- Directed by: Anant Narain Tripathi
- Written by: Anant Narain Tripathi
- Produced by: Siddhartha Sharma
- Starring: Atul Srivastava Neeraj Sood Apoorva Arora
- Cinematography: Shirish Desai
- Edited by: Rajesh Pandey
- Music by: Sadhu Tiwari
- Distributed by: Shemaroo Entertainment
- Release date: 7 February 2020;
- Country: India
- Language: Hindi

= Yahan Sabhi Gyani Hain =

Indian comedy drama film

Yahan Sabhi Gyani Hain is a 2020 Indian Hindi-language comedy-drama film directed by Anant Narain Tripathi and produced by Siddhartha Sharma under Ulterior Vision Productions. The film stars Atul Srivastava, Neeraj Sood, and Apoorva Arora. It was released on 7 February 2020, to mixed reviews and follows a superstitious family searching for hidden treasure.

== Plot summary ==
Pappu Tiwari (Atul Srivastava) sustains his family by selling off ancestral properties. Upon learning of a hidden treasure on his last remaining piece of land, he becomes determined to find it. Concurrently, his daughter Goldie (Apoorva Arora), a local news anchor, faces an arranged marriage to a politician's son, orchestrated by her parents in the belief that it will improve their fortunes. As the treasure hunt intensifies, Goldie challenges her parents' superstitions and decisions.

== Cast and characters ==

- Atul Srivastava as Pappu Tiwari
- Neeraj Sood as Laddu
- Apoorva Arora as Goldie Tiwari
- Meena Nathani as Manju
- Vineet Kumar as Kinni bhaiya MLA
- Aakash Pandey as Pandit
- Gulista Alija as Savita
- Rozy Dubey as Susma
- Manju Gupta as Dadi
- Aarav Mishra as Kunal
- Shashi Rajan as Rakess
- Ankita Rajpoot as Bhabhi
- Shashi Ranjan as Rakesh

== Reception ==
The film received mixed reviews. Pallabi Dey Purkayastha of The Times of India rated it 1.5 out of 5 stars, noting that "Yahan Sabhi Gyani Hai could have been a socially relevant satire as it had a good star cast to lean on, but the unplanned scripting has brought about its own downfall." Pooja Tiwari of Glamsham criticized the film for its disjointed narrative and lack of humor, stating "It could have been a solid social comment but here Anant Tripathi oversees the potential."
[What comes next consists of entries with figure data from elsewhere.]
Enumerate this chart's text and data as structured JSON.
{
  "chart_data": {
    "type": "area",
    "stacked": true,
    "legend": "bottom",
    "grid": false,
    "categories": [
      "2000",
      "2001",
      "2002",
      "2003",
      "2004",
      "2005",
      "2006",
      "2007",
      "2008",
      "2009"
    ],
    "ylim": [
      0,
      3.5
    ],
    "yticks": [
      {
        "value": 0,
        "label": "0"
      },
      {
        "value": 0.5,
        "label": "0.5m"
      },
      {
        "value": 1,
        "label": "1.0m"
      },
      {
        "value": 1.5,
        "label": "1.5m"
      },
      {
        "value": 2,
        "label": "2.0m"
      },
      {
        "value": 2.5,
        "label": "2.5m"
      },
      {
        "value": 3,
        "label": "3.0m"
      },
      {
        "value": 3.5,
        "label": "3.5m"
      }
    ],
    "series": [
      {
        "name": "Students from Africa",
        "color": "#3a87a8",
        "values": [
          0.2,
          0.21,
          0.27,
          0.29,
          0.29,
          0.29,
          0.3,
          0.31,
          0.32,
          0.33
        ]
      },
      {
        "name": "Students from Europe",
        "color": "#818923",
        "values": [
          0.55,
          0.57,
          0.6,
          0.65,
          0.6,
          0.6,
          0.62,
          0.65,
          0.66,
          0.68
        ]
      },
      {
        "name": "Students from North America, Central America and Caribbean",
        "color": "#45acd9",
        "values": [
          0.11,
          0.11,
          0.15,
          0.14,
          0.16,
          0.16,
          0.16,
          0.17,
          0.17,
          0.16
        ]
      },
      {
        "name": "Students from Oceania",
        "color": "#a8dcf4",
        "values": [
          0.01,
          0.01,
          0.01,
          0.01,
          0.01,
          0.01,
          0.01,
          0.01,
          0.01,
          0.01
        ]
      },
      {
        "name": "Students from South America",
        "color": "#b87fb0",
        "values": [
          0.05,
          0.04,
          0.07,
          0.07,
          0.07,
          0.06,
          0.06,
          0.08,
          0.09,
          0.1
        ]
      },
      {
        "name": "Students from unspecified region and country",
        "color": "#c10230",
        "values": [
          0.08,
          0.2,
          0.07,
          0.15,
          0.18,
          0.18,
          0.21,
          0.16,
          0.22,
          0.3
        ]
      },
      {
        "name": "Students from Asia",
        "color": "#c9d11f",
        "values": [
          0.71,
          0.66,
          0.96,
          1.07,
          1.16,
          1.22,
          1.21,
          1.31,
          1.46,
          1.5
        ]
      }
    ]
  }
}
Film Information mentioned "Anant Narain Tripathi’s direction is terribly weak. Sadhu Tiwari’s music is ordinary. Rohit Sharma’s lyrics are commonplace. Background music (by Sadhu Tiwari and Nishant Salil) is dull. Shirish Desai’s camerawork is ordinary. Bhaskar Gupta’s sets are commonplace. Editing (Rajesh Pandey) leaves a lot to be desired."